An alternate approach to deploy a full system stack on QEMU is to load the firmware via a secure flash device. This involves concatenating bl1.bin and fip.bin to create a boot ROM that is flashed onto secure FLASH0 with the -bios option.

For example, to test the following firmware stack:

  • BL32 - bl32.bin -> tee-header_v2.bin

  • BL32 Extra1 - bl32_extra1.bin -> tee-pager_v2.bin

  • BL32 Extra2 - bl32_extra2.bin -> tee-pageable_v2.bin

  • BL33 - bl33.bin -> QEMU_EFI.fd (EDK II)

  • Image -> linux/arch/arm64/boot/Image

  1. Compile TF-A

make CROSS_COMPILE=aarch64-linux-gnu- PLAT=qemu BL32=bl32.bin \
    BL32_EXTRA1=bl32_extra1.bin BL32_EXTRA2=bl32_extra2.bin \
    BL33=bl33.bin BL32_RAM_LOCATION=tdram SPD=opteed all fip

Or, alternatively, to build with TBBR enabled, as well as, BL31 and BL32 encrypted with test key:

make CROSS_COMPILE=aarch64-linux-gnu- PLAT=qemu BL32=bl32.bin \
    BL32_EXTRA1=bl32_extra1.bin BL32_EXTRA2=bl32_extra2.bin \
    BL33=bl33.bin BL32_RAM_LOCATION=tdram SPD=opteed all fip \
    MBEDTLS_DIR=<path-to-mbedtls-repo> TRUSTED_BOARD_BOOT=1 \
  1. Concatenate bl1.bin and fip.bin to create the boot ROM

dd if=build/qemu/release/bl1.bin of=flash.bin bs=4096 conv=notrunc
dd if=build/qemu/release/fip.bin of=flash.bin seek=64 bs=4096 conv=notrunc
  1. Launch QEMU

qemu-system-aarch64 -nographic -machine virt,secure=on
    -cpu cortex-a57  -kernel Image   \
    -append 'console=ttyAMA0,38400 keep_bootcon'  \
    -initrd rootfs.cpio.gz -smp 2 -m 1024 -bios flash.bin   \
    -d unimp

The -bios option abstracts the loading of raw bare metal binaries into flash or ROM memory. QEMU loads the binary into the region corresponding to the hardware’s entrypoint, from which the binary is executed upon a platform “reset”. In addition to this, it places the information about the kernel provided with option -kernel, and the RamDisk provided with -initrd, into the firmware configuration fw_cfg. In this setup, EDK II is responsible for extracting and launching these from fw_cfg.

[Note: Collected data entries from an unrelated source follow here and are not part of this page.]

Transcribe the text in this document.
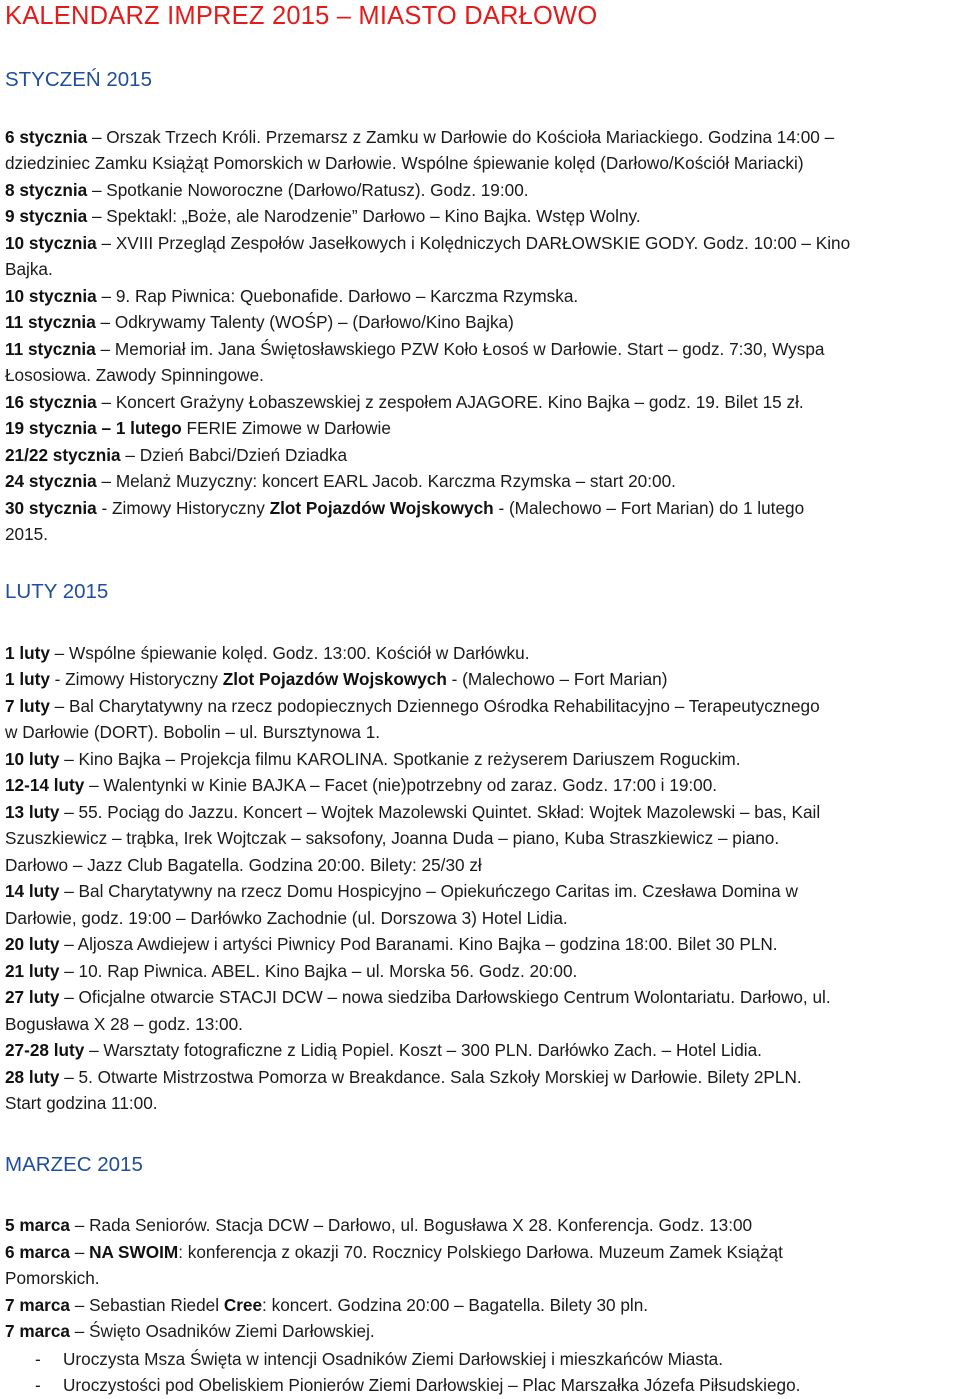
KALENDARZ IMPREZ 2015 – MIASTO DARŁOWO
STYCZEŃ 2015
6 stycznia – Orszak Trzech Króli. Przemarsz z Zamku w Darłowie do Kościoła Mariackiego. Godzina 14:00 –
dziedziniec Zamku Książąt Pomorskich w Darłowie. Wspólne śpiewanie kolęd (Darłowo/Kościół Mariacki)
8 stycznia – Spotkanie Noworoczne (Darłowo/Ratusz). Godz. 19:00.
9 stycznia – Spektakl: „Boże, ale Narodzenie” Darłowo – Kino Bajka. Wstęp Wolny.
10 stycznia – XVIII Przegląd Zespołów Jasełkowych i Kolędniczych DARŁOWSKIE GODY. Godz. 10:00 – Kino
Bajka.
10 stycznia – 9. Rap Piwnica: Quebonafide. Darłowo – Karczma Rzymska.
11 stycznia – Odkrywamy Talenty (WOŚP) – (Darłowo/Kino Bajka)
11 stycznia – Memoriał im. Jana Świętosławskiego PZW Koło Łosoś w Darłowie. Start – godz. 7:30, Wyspa
Łososiowa. Zawody Spinningowe.
16 stycznia – Koncert Grażyny Łobaszewskiej z zespołem AJAGORE. Kino Bajka – godz. 19. Bilet 15 zł.
19 stycznia – 1 lutego FERIE Zimowe w Darłowie
21/22 stycznia – Dzień Babci/Dzień Dziadka
24 stycznia – Melanż Muzyczny: koncert EARL Jacob. Karczma Rzymska – start 20:00.
30 stycznia - Zimowy Historyczny Zlot Pojazdów Wojskowych - (Malechowo – Fort Marian) do 1 lutego
2015.
LUTY 2015
1 luty – Wspólne śpiewanie kolęd. Godz. 13:00. Kościół w Darłówku.
1 luty - Zimowy Historyczny Zlot Pojazdów Wojskowych - (Malechowo – Fort Marian)
7 luty – Bal Charytatywny na rzecz podopiecznych Dziennego Ośrodka Rehabilitacyjno – Terapeutycznego
w Darłowie (DORT). Bobolin – ul. Bursztynowa 1.
10 luty – Kino Bajka – Projekcja filmu KAROLINA. Spotkanie z reżyserem Dariuszem Roguckim.
12-14 luty – Walentynki w Kinie BAJKA – Facet (nie)potrzebny od zaraz. Godz. 17:00 i 19:00.
13 luty – 55. Pociąg do Jazzu. Koncert – Wojtek Mazolewski Quintet. Skład: Wojtek Mazolewski – bas, Kail
Szuszkiewicz – trąbka, Irek Wojtczak – saksofony, Joanna Duda – piano, Kuba Straszkiewicz – piano.
Darłowo – Jazz Club Bagatella. Godzina 20:00. Bilety: 25/30 zł
14 luty – Bal Charytatywny na rzecz Domu Hospicyjno – Opiekuńczego Caritas im. Czesława Domina w
Darłowie, godz. 19:00 – Darłówko Zachodnie (ul. Dorszowa 3) Hotel Lidia.
20 luty – Aljosza Awdiejew i artyści Piwnicy Pod Baranami. Kino Bajka – godzina 18:00. Bilet 30 PLN.
21 luty – 10. Rap Piwnica. ABEL. Kino Bajka – ul. Morska 56. Godz. 20:00.
27 luty – Oficjalne otwarcie STACJI DCW – nowa siedziba Darłowskiego Centrum Wolontariatu. Darłowo, ul.
Bogusława X 28 – godz. 13:00.
27-28 luty – Warsztaty fotograficzne z Lidią Popiel. Koszt – 300 PLN. Darłówko Zach. – Hotel Lidia.
28 luty – 5. Otwarte Mistrzostwa Pomorza w Breakdance. Sala Szkoły Morskiej w Darłowie. Bilety 2PLN.
Start godzina 11:00.
MARZEC 2015
5 marca – Rada Seniorów. Stacja DCW – Darłowo, ul. Bogusława X 28. Konferencja. Godz. 13:00
6 marca – NA SWOIM: konferencja z okazji 70. Rocznicy Polskiego Darłowa. Muzeum Zamek Książąt
Pomorskich.
7 marca – Sebastian Riedel Cree: koncert. Godzina 20:00 – Bagatella. Bilety 30 pln.
7 marca – Święto Osadników Ziemi Darłowskiej.
- Uroczysta Msza Święta w intencji Osadników Ziemi Darłowskiej i mieszkańców Miasta.
- Uroczystości pod Obeliskiem Pionierów Ziemi Darłowskiej – Plac Marszałka Józefa Piłsudskiego.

QEMU may be launched with or without ACPI (-acpi/-no-acpi). In either case, ensure that the kernel build options are aligned with the parameters passed to QEMU.

6.23.4. Running QEMU in OpenCI

Linaro’s continuous integration platform OpenCI supports running emulated tests on QEMU. The tests are kicked off on Jenkins and deployed through the Linaro Automation and Validation Architecture LAVA.

There are a set of Linux boot tests provided in OpenCI. They rely on prebuilt binaries for UEFI, the kernel, root file system, as well as, any other TF-A dependencies, and are run as part of the OpenCI TF-A daily job. To run them manually, a builder job may be triggered with the test configuration qemu-boot-tests.

You may see the following warning repeated several times in the boot logs:

pflash_write: Write to buffer emulation is flawed

Please ignore this as it is an unresolved issue in QEMU, it is an internal QEMU warning that logs flawed use of “write to buffer”.